Tutto questo oggi. C’è chi (G. Girardet in Confronti 1998, 5, p.27) invita a non evadere dal presente, a non "cercare nel passato capri espiatori e padri precursori". "La nostra attuale sensibilità nei confronti non della pena capitale ma di ogni severità penale e ogni durezza punitiva, è cosa nuova e recentissima della storia umana". Ed efficacemente aggiunge: "Immaginiamo di mettere insieme in un talk show Lutero, Leone X, Ignazio da Loyola, Carlo V, il sultano Solimano il Magnifico e l’imperatore della Cina: non è difficile immaginare che motivi di conflitto e contrasto ve ne sarebbero a dozzine, ma non su questo punto. A nessuno di loro passerebbe per la mente il pensiero che la pena di morte pronunciata da un tribunale legittimo, abbia qualcosa di inaccettabile o di disumano". Ineccepibile: occorre contestualizzare. Ma come evitare delusione ed amarezza per un cristianesimo che, pur rivendicando il monopolio della rivelazione divina e della redenzione umana, non ha mai saputo essere migliore dei propri contesti storico-culturali; si è spesso trovato in facile collusione con i contesti più crudeli e disumani; è stato quasi (!) sempre riluttante e in ritardo rispetto a contesti di positiva umanizzazione?

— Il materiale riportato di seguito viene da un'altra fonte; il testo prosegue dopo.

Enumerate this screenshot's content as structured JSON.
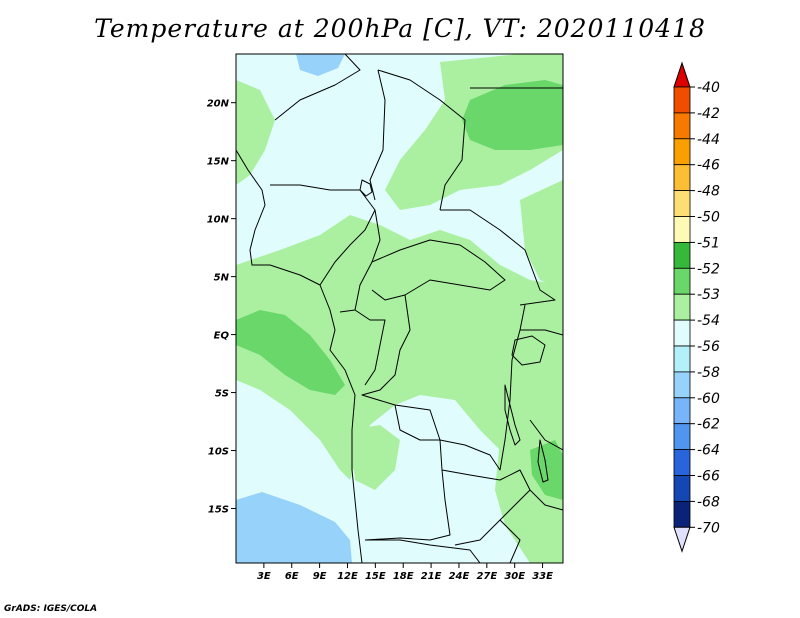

La tesi che il nonno non ha potuto fare appartiene a data lontana ma già allora molti prendevano sul serio il "non uccidere". Cesare Beccaria aveva detto, e nel 1764 (Dei delitti e delle pene), molte delle cose che il Catechismo arriva a dire soltanto in questi ultimissimi anni. E gli stessi cristiani avevano già preso la loro netta distanza da ogni uccisione compresa quella "legale": Tertulliano, Lattanzio, Minucio Felice, i Canoni di Ippolito, il concilio di Elvira sono dei "padri precursori". Anche se dimenticati. Anche se tutti al di là del IV-V secolo, prima che il cristianesimo, ormai religione statale, adottasse la posizione statale, riservandosi inizialmente di cercare di mitigare la severità delle pena ("La vostra severità è utile perché assicura la nostra tranquillità, la nostra intercessione è utile perché tempera la vostra severità" S. Agostino, Ep. l53) e in seguito, soprattutto in vista dell’eresia e della
magia, rinunciando anche a questo intervento mitigante (" Se un uomo è pericoloso alla comunità e la corrompe a causa di un qualche peccato, lodevolmente e giustamente lo si uccide per preservare il bene comune". S. Tommaso d’Aquino, Summa Theologica, II-II,64,2).
E’ giusto contestualizzare. Oggi diverse teologie si pregiano proprio di essere in contesto o contestuali. Però contestuali nel senso di rimanere radicate nelle diverse realtà storiche e, in esse, esercitare la libertà di collocarsi dalla parte di tutti i diritti conculcati e di ogni giustizia che non sia vendetta ed omicidio. Uno smettere di giocare con i principi e le idee che sono insieme estranee alla storia e in facile combutta con la storie sbagliate proprio perché teorizzano poteri divini che diventano poteri umani, legittimati di tutto, anche di uccidere. Si potrebbe dire: teologia contestuale perché la teologia non sia succube dei contesti storico- sociali e culturali nocivi al rispetto di ogni uomo e donna: buoni o cattivi, giusti o ingiusti; il Dio di Gesù di Nazareth manda sole e pioggia sugli uni e sugli altri (Mt 5,45).